The news agency said that once the true owners of an accuser are revealed during litigation, the lawsuit will either be dismissed or define the main target or purpose of the suit in question.

In the ongoing case of Suffolk against Google, it has been known that the former has ties with Goldman Sachs Group Inc. and BT Group Plc's British Telecom. According to court papers, Corporate Research Partners, the parent of Suffolk, is owned by a 2001 joint venture of Goldman Sachs, General Atlantic Partners and Boston Consulting Group named IPValue. British Telecom reportedly acquired the contested patents in 1997 and transferred them to IPValue in 2011 to license them off or to pursue patent infringers, with BT getting a share of any proceeds.

Before Suffolk lost its case against Google, Bloomberg said the search engine giant last year retaliated by suing British Telecom for patent infringement.

Co-chairman Stephen Korniczky of the intellectual property practice of Sheppard Mullin in Del Mar, California said about similar litigation like the one against Google, "You would think that determining who owns a patent is a pretty straightforward process.
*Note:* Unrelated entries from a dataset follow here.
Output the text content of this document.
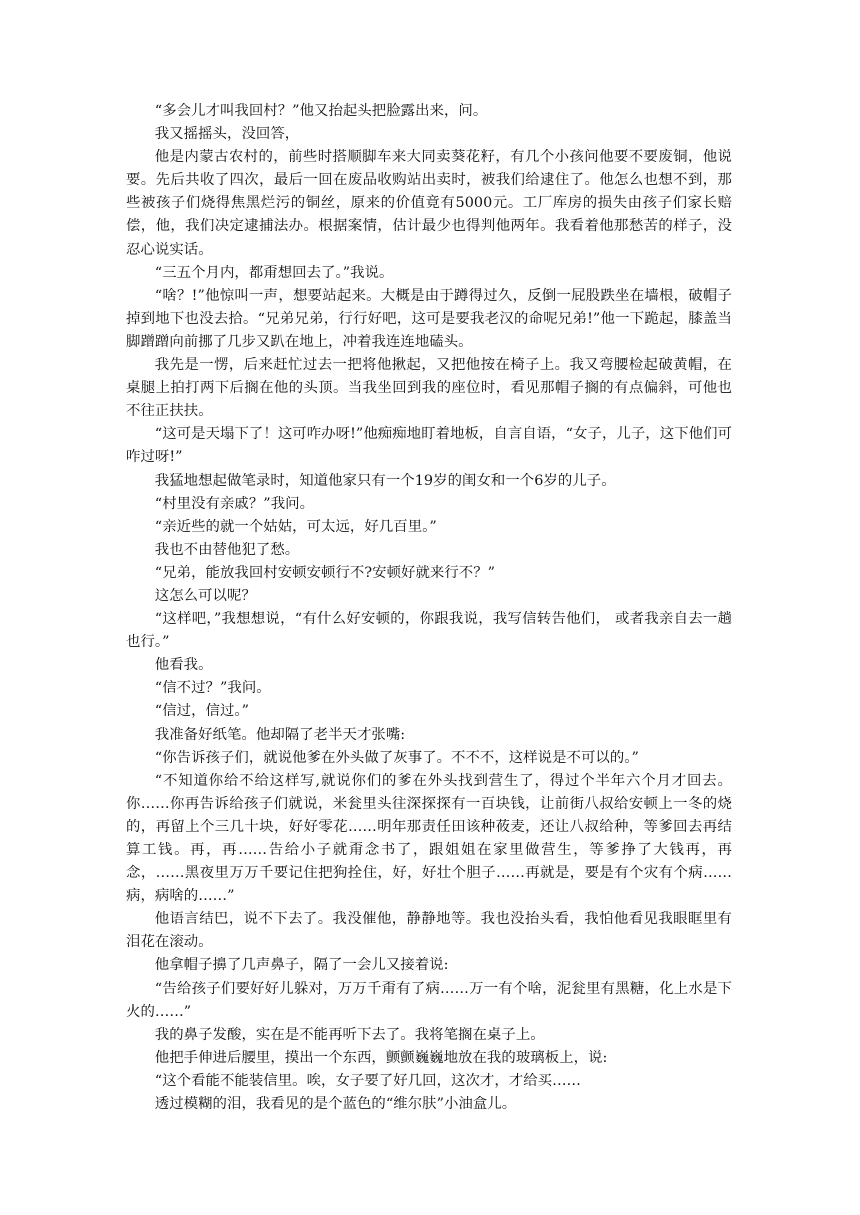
“多会儿才叫我回村？”他又抬起头把脸露出来，问。

我又摇摇头，没回答，

他是内蒙古农村的，前些时搭顺脚车来大同卖葵花籽，有几个小孩问他要不要废铜，他说要。先后共收了四次，最后一回在废品收购站出卖时，被我们给逮住了。他怎么也想不到，那些被孩子们烧得焦黑烂污的铜丝，原来的价值竟有5000元。工厂库房的损失由孩子们家长赔偿，他，我们决定逮捕法办。根据案情，估计最少也得判他两年。我看着他那愁苦的样子，没忍心说实话。

“三五个月内，都甭想回去了。”我说。

“啥？!”他惊叫一声，想要站起来。大概是由于蹲得过久，反倒一屁股跌坐在墙根，破帽子掉到地下也没去拾。“兄弟兄弟，行行好吧，这可是要我老汉的命呢兄弟!”他一下跪起，膝盖当脚蹭蹭向前挪了几步又趴在地上，冲着我连连地磕头。

我先是一愣，后来赶忙过去一把将他揪起，又把他按在椅子上。我又弯腰检起破黄帽，在桌腿上拍打两下后搁在他的头顶。当我坐回到我的座位时，看见那帽子搁的有点偏斜，可他也不往正扶扶。

“这可是天塌下了！这可咋办呀!”他痴痴地盯着地板，自言自语，“女子，儿子，这下他们可咋过呀!”

我猛地想起做笔录时，知道他家只有一个19岁的闺女和一个6岁的儿子。

“村里没有亲戚？”我问。

“亲近些的就一个姑姑，可太远，好几百里。”

我也不由替他犯了愁。

“兄弟，能放我回村安顿安顿行不?安顿好就来行不？”

这怎么可以呢？

“这样吧，”我想想说，“有什么好安顿的，你跟我说，我写信转告他们， 或者我亲自去一趟也行。”

他看我。

“信不过？”我问。

“信过，信过。”

我准备好纸笔。他却隔了老半天才张嘴:

“你告诉孩子们，就说他爹在外头做了灰事了。不不不，这样说是不可以的。”

“不知道你给不给这样写,就说你们的爹在外头找到营生了，得过个半年六个月才回去。你……你再告诉给孩子们就说，米瓮里头往深探探有一百块钱，让前街八叔给安顿上一冬的烧的，再留上个三几十块，好好零花……明年那责任田该种莜麦，还让八叔给种，等爹回去再结算工钱。再，再……告给小子就甭念书了，跟姐姐在家里做营生，等爹挣了大钱再，再念，……黑夜里万万千要记住把狗拴住，好，好壮个胆子……再就是，要是有个灾有个病……病，病啥的……”

他语言结巴，说不下去了。我没催他，静静地等。我也没抬头看，我怕他看见我眼眶里有泪花在滚动。

他拿帽子擤了几声鼻子，隔了一会儿又接着说:

“告给孩子们要好好儿躲对，万万千甭有了病……万一有个啥，泥瓮里有黑糖，化上水是下火的……”

我的鼻子发酸，实在是不能再听下去了。我将笔搁在桌子上。

他把手伸进后腰里，摸出一个东西，颤颤巍巍地放在我的玻璃板上，说:

“这个看能不能装信里。唉，女子要了好几回，这次才，才给买……

透过模糊的泪，我看见的是个蓝色的“维尔肤”小油盒儿。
If a patent is assigned to a company, then it's recorded with the patent office. The problem really lies in who owns the company or entity to whom the patents have been assigned."

Bloomberg said that the US Patent and Trademark Office is mulling over the need to make the attributable patent ownership public. Hearings about the proposal are held today in Alexandria, Virginia, and March 26 in San Francisco.